Matsunaga was to explain that Japan intends to draw up an economic stimulus package worth more than 16 trillion yen later this month that includes at least 10 trillion yen in fresh measures. Tokyo also plans to implement another round of income and resident tax cuts totaling 2 trillion yen before the end of the year, bringing the total amount of tax rebates in 1998 to 4 trillion yen.
Rubin was meanwhile expected to repeat the U.S. call for Japan to ensure growth in domestic demand, stressing the importance of a healthy Japanese economy for the global community. Rubin told a news conference Tuesday in Washington that Japan needs a comprehensive overhaul of its taxation system if it is to steer clear of recession. “The question isn’t what is the level of taxes. The question is what is the change in the level of taxes in order to create macroeconomic stimulus,” he said.

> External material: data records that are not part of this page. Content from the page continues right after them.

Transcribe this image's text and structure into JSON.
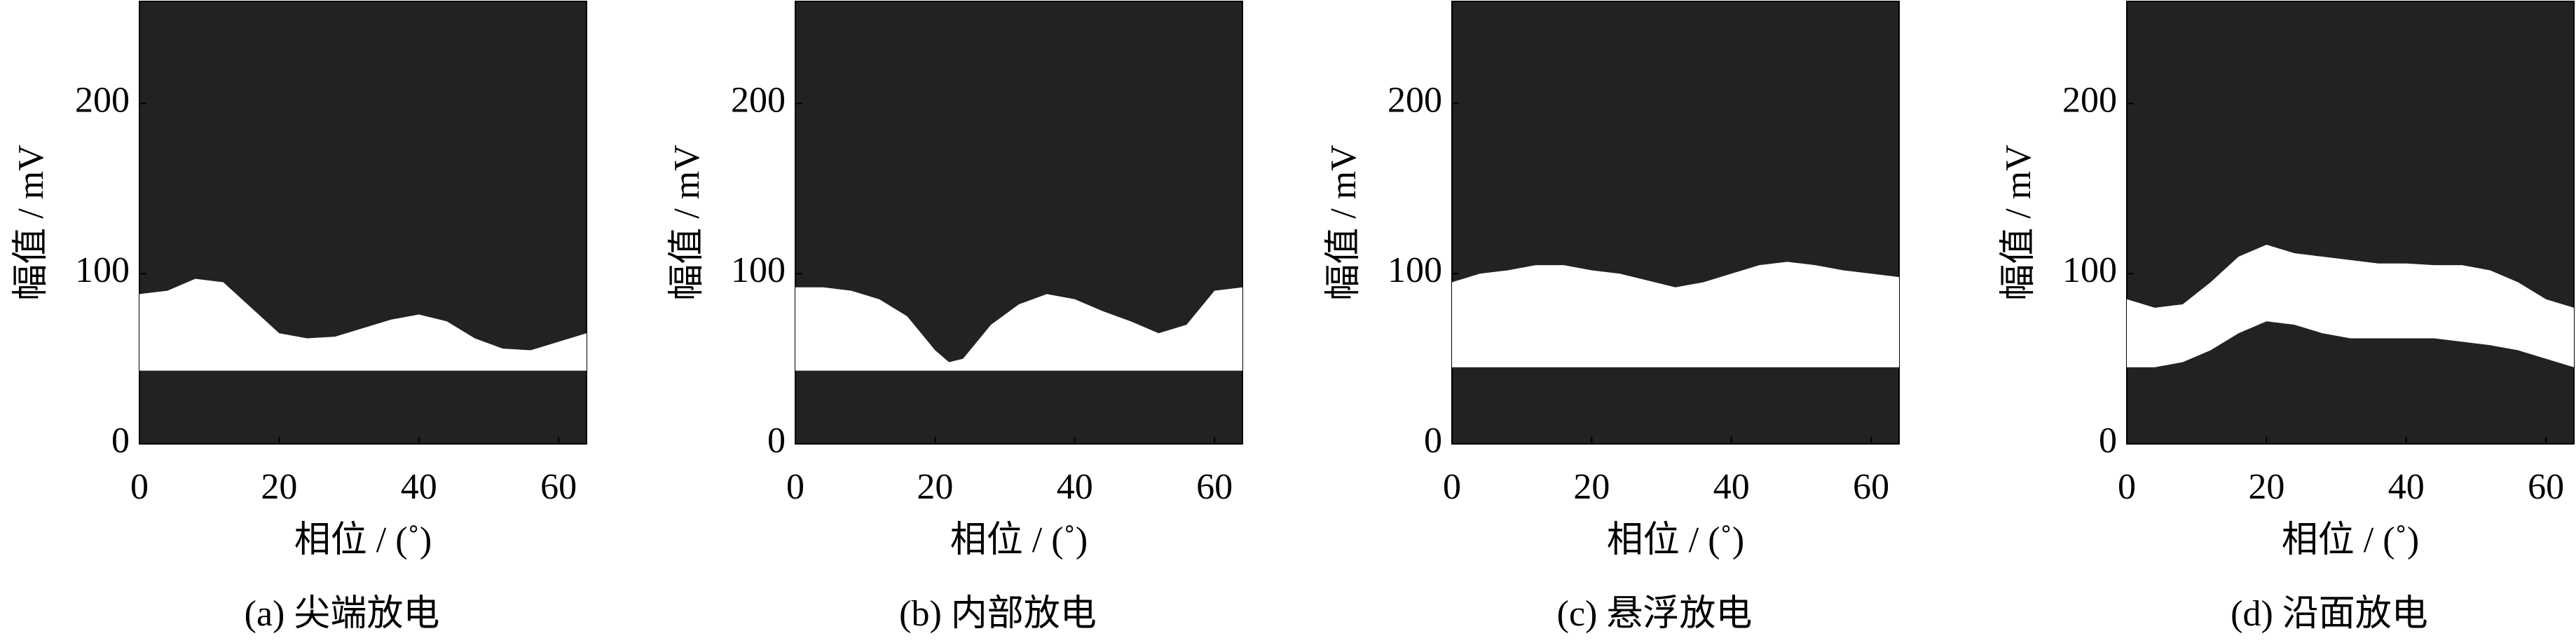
{
  "chart_data": [
    {
      "type": "band",
      "caption": "(a)  尖端放电",
      "xlabel": "相位 / (˚)",
      "ylabel": "幅值 / mV",
      "background": "#222222",
      "color": "#ffffff",
      "x": [
        0,
        4,
        8,
        12,
        16,
        20,
        24,
        28,
        32,
        36,
        40,
        44,
        48,
        52,
        56,
        60,
        64
      ],
      "upper": [
        88,
        90,
        97,
        95,
        80,
        65,
        62,
        63,
        68,
        73,
        76,
        72,
        62,
        56,
        55,
        60,
        65
      ],
      "lower": [
        43,
        43,
        43,
        43,
        43,
        43,
        43,
        43,
        43,
        43,
        43,
        43,
        43,
        43,
        43,
        43,
        43
      ],
      "xlim": [
        0,
        64
      ],
      "ylim": [
        0,
        260
      ],
      "xticks": [
        0,
        20,
        40,
        60
      ],
      "yticks": [
        0,
        100,
        200
      ]
    },
    {
      "type": "band",
      "caption": "(b)  内部放电",
      "xlabel": "相位 / (˚)",
      "ylabel": "幅值 / mV",
      "background": "#222222",
      "color": "#ffffff",
      "x": [
        0,
        4,
        8,
        12,
        16,
        20,
        22,
        24,
        28,
        32,
        36,
        40,
        44,
        48,
        52,
        56,
        60,
        64
      ],
      "upper": [
        92,
        92,
        90,
        85,
        75,
        55,
        48,
        50,
        70,
        82,
        88,
        85,
        78,
        72,
        65,
        70,
        90,
        92
      ],
      "lower": [
        43,
        43,
        43,
        43,
        43,
        43,
        43,
        43,
        43,
        43,
        43,
        43,
        43,
        43,
        43,
        43,
        43,
        43
      ],
      "xlim": [
        0,
        64
      ],
      "ylim": [
        0,
        260
      ],
      "xticks": [
        0,
        20,
        40,
        60
      ],
      "yticks": [
        0,
        100,
        200
      ]
    },
    {
      "type": "band",
      "caption": "(c)  悬浮放电",
      "xlabel": "相位 / (˚)",
      "ylabel": "幅值 / mV",
      "background": "#222222",
      "color": "#ffffff",
      "x": [
        0,
        4,
        8,
        12,
        16,
        20,
        24,
        28,
        32,
        36,
        40,
        44,
        48,
        52,
        56,
        60,
        64
      ],
      "upper": [
        95,
        100,
        102,
        105,
        105,
        102,
        100,
        96,
        92,
        95,
        100,
        105,
        107,
        105,
        102,
        100,
        98
      ],
      "lower": [
        45,
        45,
        45,
        45,
        45,
        45,
        45,
        45,
        45,
        45,
        45,
        45,
        45,
        45,
        45,
        45,
        45
      ],
      "xlim": [
        0,
        64
      ],
      "ylim": [
        0,
        260
      ],
      "xticks": [
        0,
        20,
        40,
        60
      ],
      "yticks": [
        0,
        100,
        200
      ]
    },
    {
      "type": "band",
      "caption": "(d)  沿面放电",
      "xlabel": "相位 / (˚)",
      "ylabel": "幅值 / mV",
      "background": "#222222",
      "color": "#ffffff",
      "x": [
        0,
        4,
        8,
        12,
        16,
        20,
        24,
        28,
        32,
        36,
        40,
        44,
        48,
        52,
        56,
        60,
        64
      ],
      "upper": [
        85,
        80,
        82,
        95,
        110,
        117,
        112,
        110,
        108,
        106,
        106,
        105,
        105,
        102,
        95,
        85,
        80
      ],
      "lower": [
        45,
        45,
        48,
        55,
        65,
        72,
        70,
        65,
        62,
        62,
        62,
        62,
        60,
        58,
        55,
        50,
        45
      ],
      "xlim": [
        0,
        64
      ],
      "ylim": [
        0,
        260
      ],
      "xticks": [
        0,
        20,
        40,
        60
      ],
      "yticks": [
        0,
        100,
        200
      ]
    }
  ]
}
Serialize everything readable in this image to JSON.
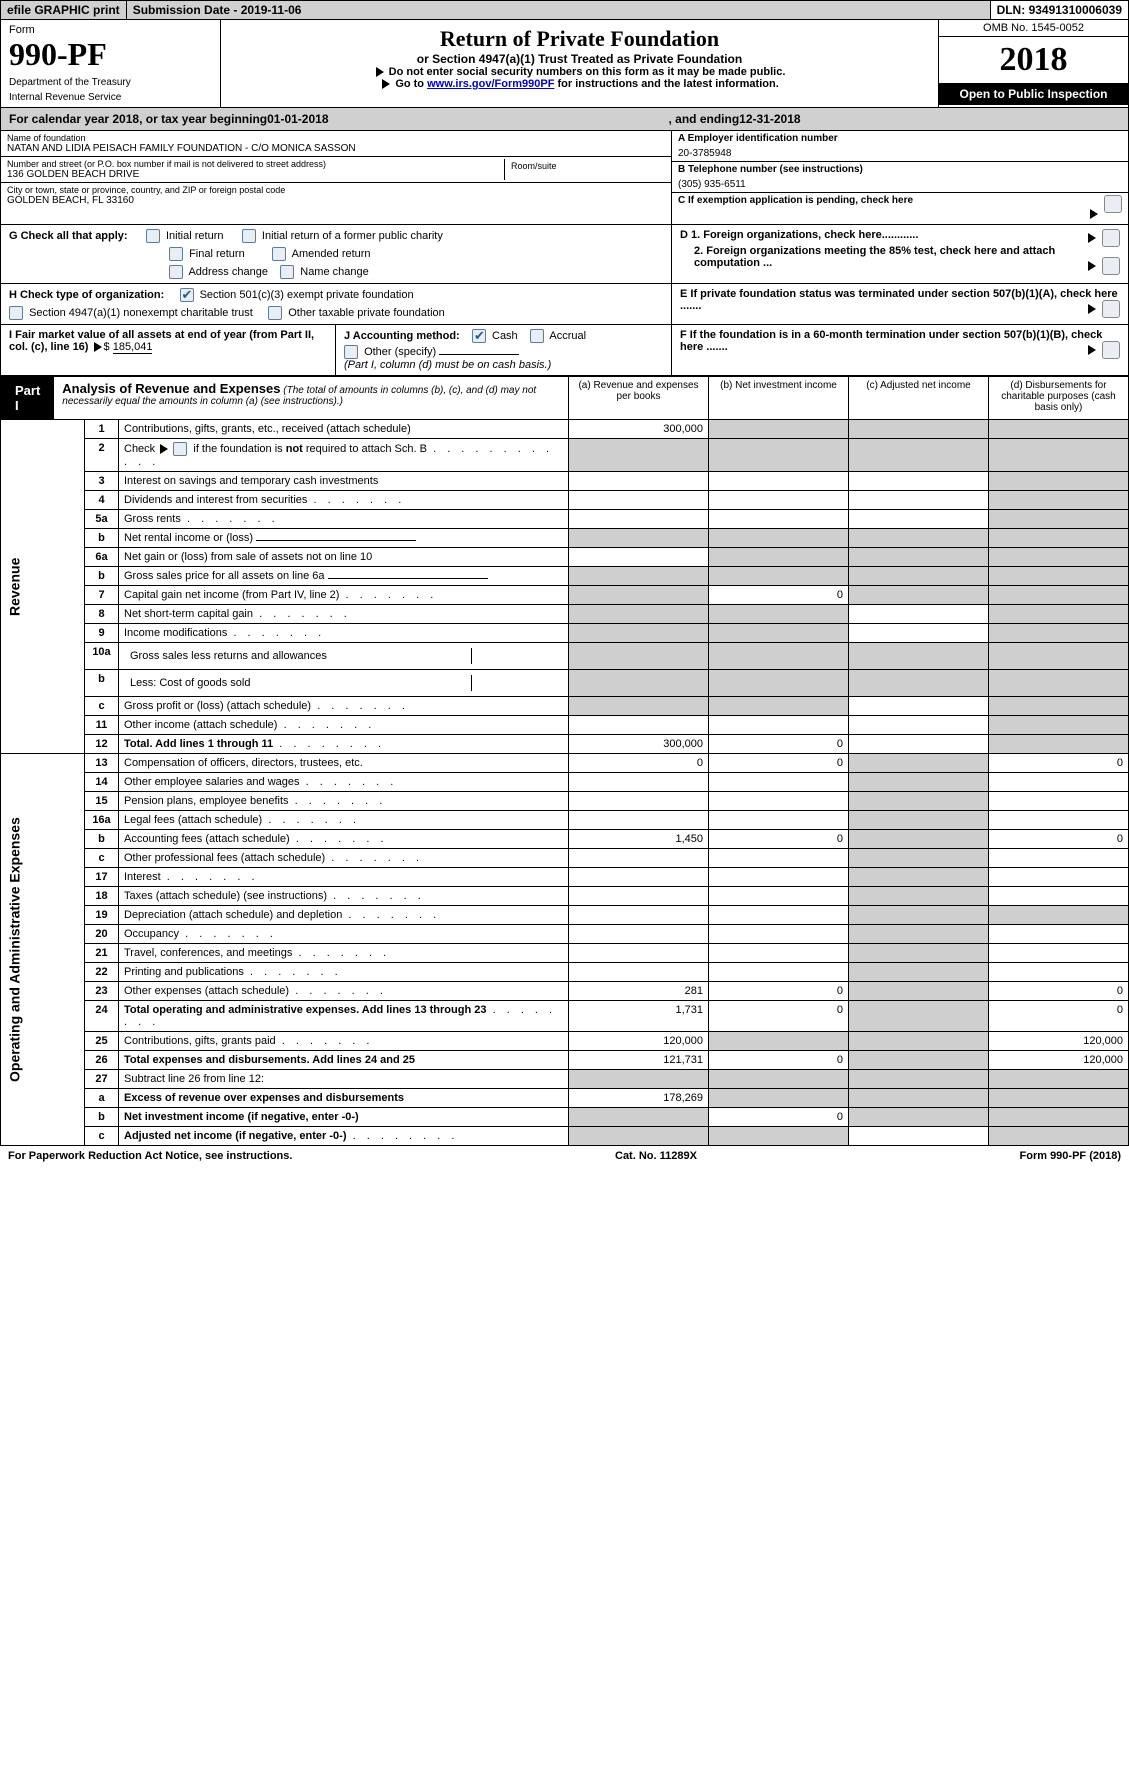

Rubin’s remarks were interpreted as a call for permanent tax rate reductions, and served as cold water to some Japanese officials who had said the size of the pump-priming package would help deflect criticism from Japan’s G-7 partners over its lackluster economy. While Prime Minister Ryutaro Hashimoto has pledged to review the structure of personal and corporate income taxes, tax authorities say that would be an issue that cannot be fully discussed by the time the economic package is released.